The oppressive heat of October has intermittently been relieved by the coolness of early rains. The birds have returned in anticipation of the termite’s flight and the browned world is once again highlighted by vibrant sprouts of green. People are busy preparing their fields, harvesting the last unburned elephant grass, and thatching their houses. Grade 7 and 9 students are studying hard as they will soon sit down to take their exams ~ a determining factor in whether or not they will be able to continue their education. Zambia will celebrate their independence this week - October 24th - without the excessive booms of fireworks, and the gathering of families at barbeques and daytime picnics. Instead most will continue on their daily path of chores and work that will sustain their families in the year to come…with the possible consumption of locally brewed Katata or kachasu.

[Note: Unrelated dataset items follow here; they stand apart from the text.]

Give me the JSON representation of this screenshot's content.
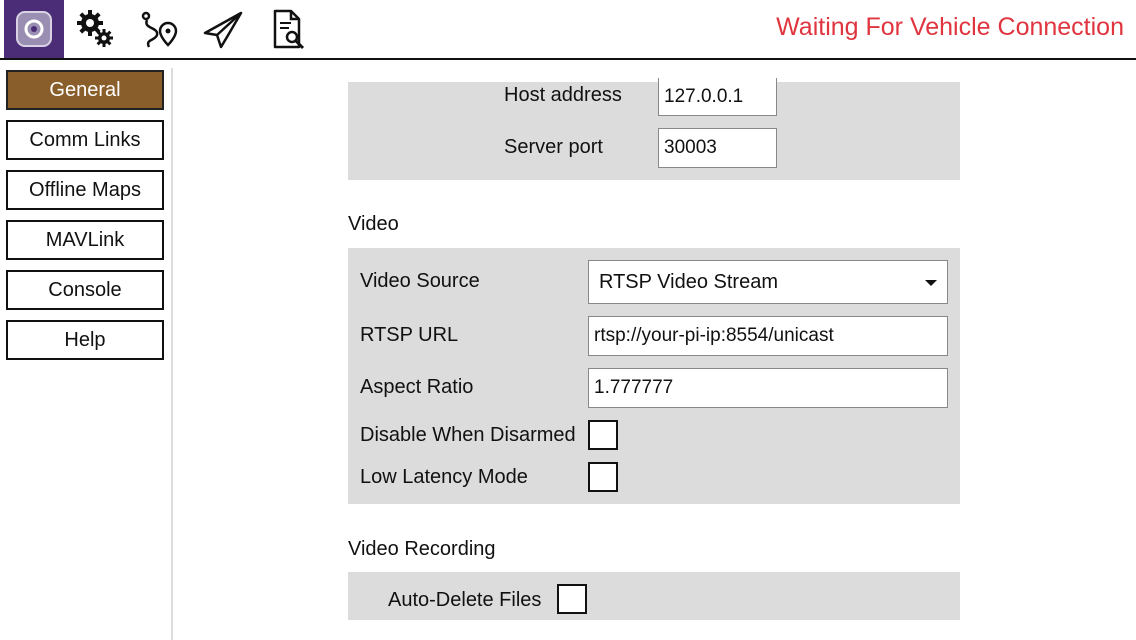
{
  "toolbar": {
    "icons": [
      "app-logo-icon",
      "settings-gears-icon",
      "plan-route-icon",
      "fly-paper-plane-icon",
      "analyze-document-icon"
    ],
    "status": "Waiting For Vehicle Connection",
    "status_color": "#e0353f",
    "brand_color": "#4b2c77"
  },
  "sidebar": {
    "items": [
      {
        "label": "General",
        "active": true
      },
      {
        "label": "Comm Links"
      },
      {
        "label": "Offline Maps"
      },
      {
        "label": "MAVLink"
      },
      {
        "label": "Console"
      },
      {
        "label": "Help"
      }
    ],
    "active_color": "#8a5e2a"
  },
  "server": {
    "host_label": "Host address",
    "host_value": "127.0.0.1",
    "port_label": "Server port",
    "port_value": "30003"
  },
  "video": {
    "title": "Video",
    "source_label": "Video Source",
    "source_value": "RTSP Video Stream",
    "rtsp_label": "RTSP URL",
    "rtsp_value": "rtsp://your-pi-ip:8554/unicast",
    "aspect_label": "Aspect Ratio",
    "aspect_value": "1.777777",
    "disable_label": "Disable When Disarmed",
    "disable_checked": false,
    "lowlat_label": "Low Latency Mode",
    "lowlat_checked": false
  },
  "recording": {
    "title": "Video Recording",
    "autodelete_label": "Auto-Delete Files",
    "autodelete_checked": false
  }
}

With October has come the BizAIDS program to my community. I am traveling for three weeks with one facilitator and two HIV counselors throughout the Luapula Valley as we teach basic business skills and HIV education. The counselors are providing mobile testing services at every stop not only for those attending the program yet they also wander though the communities to sensitize those who are not in attendance…One step towards ending the stigma around HIV testing. Its always so rewarding to watch a friend take initiative, to build the courage, to become a leader, to know their status.
There is a wedding next week - joining a returned volunteer and a gentleman from Mansa. Many of us will travel to the Copperbelt to witness their union and view the traditions of a Zambian wedding. I have heard that there is a lot more dancing worked into the actual ceremony of marriage within Zambian tradition in comparison to our American services. We are then going to camp at a chimpanzee refuge - to view these intelligent animals that were probably once pets now orphaned, displaced from the Congo conflict, or possibly saved from laboratory operations. I’m preparing myself for a somewhat sad experience of cages and empty eyes as compared to the prior day of joyous dancing of the wedding.
Happy Halloween and Zambian Independence!